Musculoskeletal Involvement in Systemic Sclerosis: An Unexplored Aspect of the Disease

Abstract

Musculoskeletal (MSK) symptoms in patients with systemic sclerosis (SSc) include articular involvement (arthralgia, synovitis, contractures), which is often an early phenomenon and significantly contributes to the disability. Predominantly the hands are affected. Consensus in outcome measures of articular involvement is missing. Health Assessment Questionnaire Disability Index (HAQ-DI), Cochin Hand Function Scale (CHFS), Hand Mobility Index in Scleroderma (HAMIS), and Disease Activity Score of 28 Joints (DAS28) may be used for the assessment of different aspects of joint involvement. There is an unmet need for therapies confirmed by randomized controlled clinical trials (RCTs) to treat both synovitis and non-inflammatory joint involvement.

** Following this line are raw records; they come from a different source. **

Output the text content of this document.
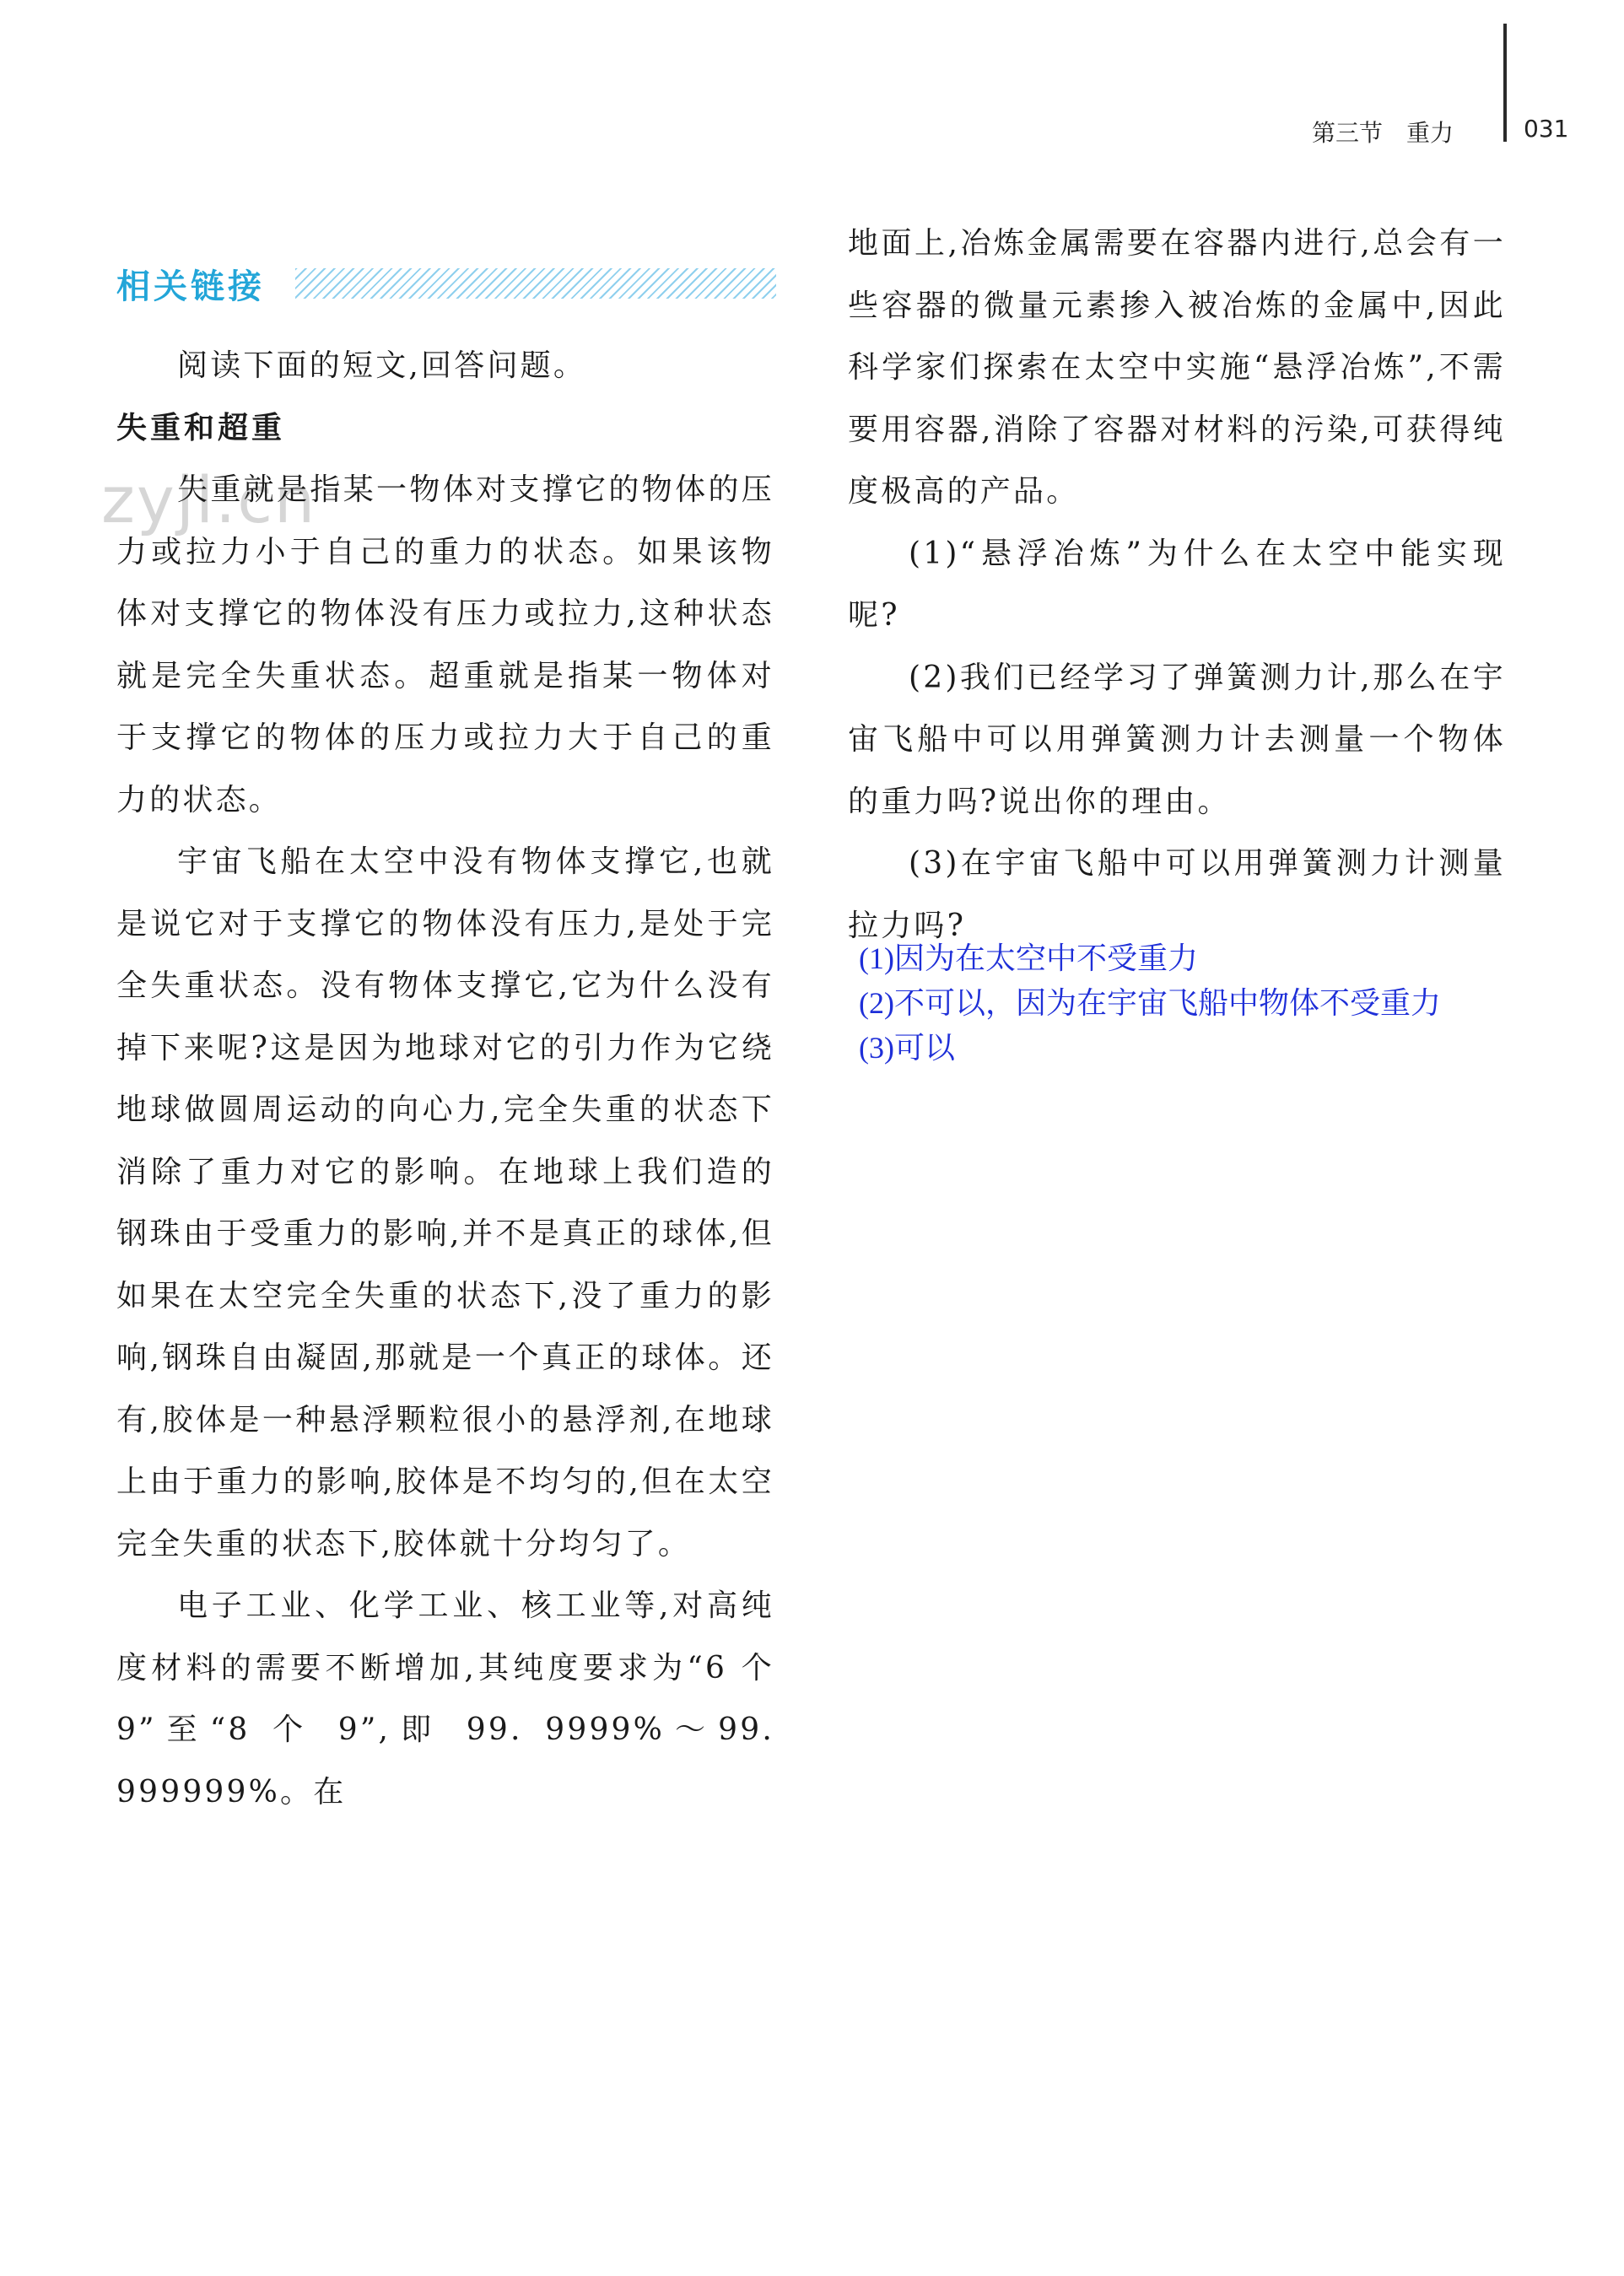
第三节　重力	031
相关链接
zyjl.cn

阅读下面的短文,回答问题。

失重和超重

失重就是指某一物体对支撑它的物体的压力或拉力小于自己的重力的状态。如果该物体对支撑它的物体没有压力或拉力,这种状态就是完全失重状态。超重就是指某一物体对于支撑它的物体的压力或拉力大于自己的重力的状态。

宇宙飞船在太空中没有物体支撑它,也就是说它对于支撑它的物体没有压力,是处于完全失重状态。没有物体支撑它,它为什么没有掉下来呢?这是因为地球对它的引力作为它绕地球做圆周运动的向心力,完全失重的状态下消除了重力对它的影响。在地球上我们造的钢珠由于受重力的影响,并不是真正的球体,但如果在太空完全失重的状态下,没了重力的影响,钢珠自由凝固,那就是一个真正的球体。还有,胶体是一种悬浮颗粒很小的悬浮剂,在地球上由于重力的影响,胶体是不均匀的,但在太空完全失重的状态下,胶体就十分均匀了。

电子工业、化学工业、核工业等,对高纯度材料的需要不断增加,其纯度要求为“6 个 9”至“8 个 9”,即 99. 9999%～99. 999999%。在

地面上,冶炼金属需要在容器内进行,总会有一些容器的微量元素掺入被冶炼的金属中,因此科学家们探索在太空中实施“悬浮冶炼”,不需要用容器,消除了容器对材料的污染,可获得纯度极高的产品。

(1)“悬浮冶炼”为什么在太空中能实现呢?

(2)我们已经学习了弹簧测力计,那么在宇宙飞船中可以用弹簧测力计去测量一个物体的重力吗?说出你的理由。

(3)在宇宙飞船中可以用弹簧测力计测量拉力吗?

(1)因为在太空中不受重力
(2)不可以，因为在宇宙飞船中物体不受重力
(3)可以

The few rehabilitation studies that have been conducted have shown some promising efficacy. Muscle involvement may be an early symptom. The presence of clinically meaningful muscle involvement often heralds an unfavourable prognosis. The histology of muscle biopsy shows a variable picture including inflammation and necrosis. Besides, signs of acute neurogenic atrophy have been recently described as a previously underestimated contributor to muscle weakness. Similar to articular involvement, the lack of classification criteria on inflammatory and non-inflammatory SSc-associated myopathies, and the lack of validated core set of outcome measures makes it difficult to perform RCTs. The SSc-specific fibrinous tenosynovitis (tendon-friction rubs /TFRs/) is a frequent finding in SSc. Patients with TFR are at increased risk of developing renal, vascular, cardiac and gastrointestinal involvement and have reduced survival rates. Changes of fibrinous tenosynovitis can be objectively detected by ultrasound and may be used as an outcome measure in the treatment of MSK involvement.